At the beginning of 1933 in Milan Capogrossi exhibited in the “Group of new Roman painters” at the Galleria del Milione, epicenter of Italian Abstractionism. In October they decided to draw up the Manifesto del Primordialismo Plastico. In December in Paris Capogrossi took part in the Galerie Jacques Bonjean at the Exposition des Peintres Romains with Cavalli, Cagli and Sciavi, presented by Waldemar George as “Ecole de Rome”. In 1937 he was featured in three international exhibitions: The 1937 International Exhibition of Paintings in Pittsburgh (the painting Ballo sul fiume won the second prize), Anthology of Contemporary Italian Painting at the Cometa Art Gallery in New York and a review of Italian art at the Akademie der Kunste in Berlin. In 1939 he had a personal room at the III Quadriennale in Rome.

In 1942 he won an award at the IV Premio Bergamo with the painting Ballerina.
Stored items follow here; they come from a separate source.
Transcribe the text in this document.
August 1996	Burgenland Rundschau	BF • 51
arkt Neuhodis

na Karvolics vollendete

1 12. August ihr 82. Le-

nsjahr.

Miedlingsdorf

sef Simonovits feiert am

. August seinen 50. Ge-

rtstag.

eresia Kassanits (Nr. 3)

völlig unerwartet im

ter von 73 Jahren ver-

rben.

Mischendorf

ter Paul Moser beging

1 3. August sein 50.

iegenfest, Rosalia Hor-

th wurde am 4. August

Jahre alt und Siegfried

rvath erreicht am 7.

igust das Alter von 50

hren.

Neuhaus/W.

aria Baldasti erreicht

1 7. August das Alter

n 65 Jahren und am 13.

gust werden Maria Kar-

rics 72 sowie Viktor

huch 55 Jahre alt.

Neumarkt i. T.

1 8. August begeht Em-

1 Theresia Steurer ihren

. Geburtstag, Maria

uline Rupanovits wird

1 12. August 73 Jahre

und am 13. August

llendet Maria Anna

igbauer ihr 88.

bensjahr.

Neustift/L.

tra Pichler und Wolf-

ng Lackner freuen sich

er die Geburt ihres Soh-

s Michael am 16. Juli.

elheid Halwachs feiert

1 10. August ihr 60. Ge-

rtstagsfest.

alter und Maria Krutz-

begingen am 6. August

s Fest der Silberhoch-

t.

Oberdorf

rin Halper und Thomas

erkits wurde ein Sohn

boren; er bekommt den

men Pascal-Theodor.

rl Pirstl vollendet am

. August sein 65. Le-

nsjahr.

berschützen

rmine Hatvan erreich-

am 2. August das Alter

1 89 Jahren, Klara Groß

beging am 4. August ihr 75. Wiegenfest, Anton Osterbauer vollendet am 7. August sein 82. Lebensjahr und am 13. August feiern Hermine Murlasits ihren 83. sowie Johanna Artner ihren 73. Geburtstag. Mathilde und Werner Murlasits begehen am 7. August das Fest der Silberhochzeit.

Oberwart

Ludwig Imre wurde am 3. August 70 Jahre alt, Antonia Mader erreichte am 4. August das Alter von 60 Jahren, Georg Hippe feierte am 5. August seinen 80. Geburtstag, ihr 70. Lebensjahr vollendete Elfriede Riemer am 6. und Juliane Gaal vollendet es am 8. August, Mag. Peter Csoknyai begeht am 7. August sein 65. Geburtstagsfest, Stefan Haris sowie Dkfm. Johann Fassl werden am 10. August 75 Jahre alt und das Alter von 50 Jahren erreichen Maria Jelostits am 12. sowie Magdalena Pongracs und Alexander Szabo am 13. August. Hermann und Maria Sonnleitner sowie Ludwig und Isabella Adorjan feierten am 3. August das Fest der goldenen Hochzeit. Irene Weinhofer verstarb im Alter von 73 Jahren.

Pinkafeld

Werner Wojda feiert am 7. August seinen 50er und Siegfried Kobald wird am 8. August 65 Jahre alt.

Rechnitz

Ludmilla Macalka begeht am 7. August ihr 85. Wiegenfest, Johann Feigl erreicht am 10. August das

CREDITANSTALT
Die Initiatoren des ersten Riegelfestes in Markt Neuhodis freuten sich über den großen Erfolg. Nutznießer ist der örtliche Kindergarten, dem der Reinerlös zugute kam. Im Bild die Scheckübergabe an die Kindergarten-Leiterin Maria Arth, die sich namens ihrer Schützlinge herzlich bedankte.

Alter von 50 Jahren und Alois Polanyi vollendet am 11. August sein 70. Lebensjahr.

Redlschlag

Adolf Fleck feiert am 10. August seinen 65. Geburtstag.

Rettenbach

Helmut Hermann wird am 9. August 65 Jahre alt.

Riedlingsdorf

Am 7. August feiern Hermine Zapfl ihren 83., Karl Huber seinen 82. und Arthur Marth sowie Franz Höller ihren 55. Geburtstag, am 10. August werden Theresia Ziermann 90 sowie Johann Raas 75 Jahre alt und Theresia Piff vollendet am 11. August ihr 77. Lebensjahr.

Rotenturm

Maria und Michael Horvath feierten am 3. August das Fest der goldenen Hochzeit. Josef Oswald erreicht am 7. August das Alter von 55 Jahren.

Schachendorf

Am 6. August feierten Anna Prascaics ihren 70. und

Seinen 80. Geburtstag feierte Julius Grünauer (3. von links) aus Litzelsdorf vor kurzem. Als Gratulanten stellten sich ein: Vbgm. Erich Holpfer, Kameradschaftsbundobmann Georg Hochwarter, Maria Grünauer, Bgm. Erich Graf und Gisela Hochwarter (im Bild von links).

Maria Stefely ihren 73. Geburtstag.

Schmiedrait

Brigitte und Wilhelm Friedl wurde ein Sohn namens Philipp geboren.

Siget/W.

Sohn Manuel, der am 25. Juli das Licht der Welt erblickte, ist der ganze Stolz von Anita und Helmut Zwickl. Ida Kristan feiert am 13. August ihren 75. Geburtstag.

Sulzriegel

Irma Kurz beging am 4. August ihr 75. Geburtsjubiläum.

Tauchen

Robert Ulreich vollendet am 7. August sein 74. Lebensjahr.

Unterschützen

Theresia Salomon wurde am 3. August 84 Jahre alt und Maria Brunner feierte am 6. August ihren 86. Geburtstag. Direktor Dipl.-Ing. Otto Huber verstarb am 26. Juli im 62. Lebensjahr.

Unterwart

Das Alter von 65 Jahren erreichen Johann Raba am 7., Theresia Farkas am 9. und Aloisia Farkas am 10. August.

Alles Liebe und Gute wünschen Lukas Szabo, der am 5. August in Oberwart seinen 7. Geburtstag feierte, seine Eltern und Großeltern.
In these years in his painting, also reflecting on Cézanne, he begins a transformation where the color lights up in the ranges of reds, purple and orange, while the brushstroke comes alive. In 1946 he inaugurated his first oneman show at the Galleria San Marco. Since 1947 he has been staying repeatedly in Austria, near Lienz, where he draws piles of wood, suggesting increasingly geometrized forms. In 1948 at the XXIV Venice Biennale he presented Le due chitarre (1948), now in the collection of the Galleria Nazionale d’Arte Moderna e Contemporanea in Rome, the result of the new neocubist phase.